Single-layer Neural Network

  • A neural network is a collection of interconnected nodes (neurons) that process input data to produce output predictions.
  • The nodes are organized into layers, with each layer performing specific computations.
  • The input layer receives the input data, the hidden layers process the data, and the output layer produces the final predictions.
  • The connections between nodes are represented by weights, which are adjusted during training to optimize the model.

flowchart LR
    %% Input Layer
    %% Hidden Layer
    %% Output Layer
    %% Connections
    I1 -->|w11| H1
    I1 -->|w12| H2
    I1 -->|w13| H3
    I2 -->|w21| H1
    I2 -->|w22| H2
    I2 -->|w23| H3
    I3 -->|w31| H1
    I3 -->|w32| H2
    I3 -->|w33| H3
    B1 -->|b1| H1
    B1 -->|b2| H2
    B1 -->|b3| H3
    H1 -->|v11| O1
    H1 -->|v12| O2
    H2 -->|v21| O1
    H2 -->|v22| O2
    H3 -->|v31| O1
    H3 -->|v32| O2
    B2 -->|b4| O1
    B2 -->|b5| O2
    %% Styles
    classDef inputStyle fill:#3498db,stroke:#333,stroke-width:2px;
    classDef hiddenStyle fill:#e74c3c,stroke:#333,stroke-width:2px;
    classDef outputStyle fill:#2ecc71,stroke:#333,stroke-width:2px;
    classDef biasStyle fill:#f39c12,stroke:#333,stroke-width:2px;
    %% Layer Labels
    I2 -.- InputLabel[Input Layer]
    H2 -.- HiddenLabel[Hidden Layer]
    O1 -.- OutputLabel[Output Layer]
    style InputLabel fill:none,stroke:none
    style HiddenLabel fill:none,stroke:none
    style OutputLabel fill:none,stroke:none

  • The input layer consists of three nodes (I1, I2, I3) representing the input features.
  • The hidden layer consists of three nodes (H1, H2, H3) that process the input data.
  • The output layer consists of two nodes (O1, O2) that produce the final predictions.
  • The connections between nodes are represented by weights (w11, w12, …, v32) and biases (b1, b2, …, b5).
  • The weights and biases are adjusted during training to optimize the model.
  • The model makes predictions by passing the input data through the network and computing the output.

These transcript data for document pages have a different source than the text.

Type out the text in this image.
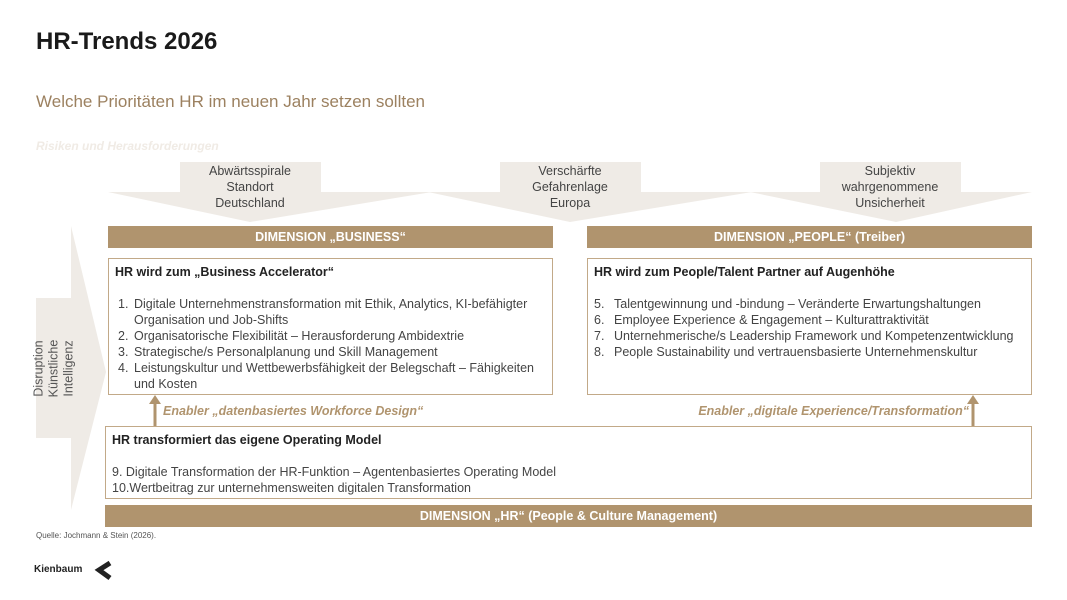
HR-Trends 2026
Welche Prioritäten HR im neuen Jahr setzen sollten
Risiken und Herausforderungen
Abwärtsspirale
Standort
Deutschland
Verschärfte
Gefahrenlage
Europa
Subjektiv
wahrgenommene
Unsicherheit
Disruption Künstliche Intelligenz
DIMENSION „BUSINESS“
HR wird zum „Business Accelerator“
1. Digitale Unternehmenstransformation mit Ethik, Analytics, KI-befähigter Organisation und Job-Shifts
2. Organisatorische Flexibilität – Herausforderung Ambidextrie
3. Strategische/s Personalplanung und Skill Management
4. Leistungskultur und Wettbewerbsfähigkeit der Belegschaft – Fähigkeiten und Kosten
DIMENSION „PEOPLE“ (Treiber)
HR wird zum People/Talent Partner auf Augenhöhe
5. Talentgewinnung und -bindung – Veränderte Erwartungshaltungen
6. Employee Experience & Engagement – Kulturattraktivität
7. Unternehmerische/s Leadership Framework und Kompetenzentwicklung
8. People Sustainability und vertrauensbasierte Unternehmenskultur
Enabler „datenbasiertes Workforce Design“	Enabler „digitale Experience/Transformation“
HR transformiert das eigene Operating Model
9. Digitale Transformation der HR-Funktion – Agentenbasiertes Operating Model
10.Wertbeitrag zur unternehmensweiten digitalen Transformation
DIMENSION „HR“ (People & Culture Management)
Quelle: Jochmann & Stein (2026).
Kienbaum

Training, development and test datasets

  • The training dataset is used to optimize the model parameters (weights and biases) using gradient descent.
  • The development dataset is used to tune the hyperparameters of the model, such as the learning rate and the number of hidden units.
  • The test dataset is used to evaluate the performance of the model on unseen data.
  • In order to avoid overfitting, it is important to have separate datasets for training, development, and testing.
  • The training dataset is typically the largest, followed by the development and test datasets.
  • The development and test datasets should be representative of the data the model will encounter in the real world.
  • The datasets should be randomly sampled to avoid bias and ensure that the model generalizes well.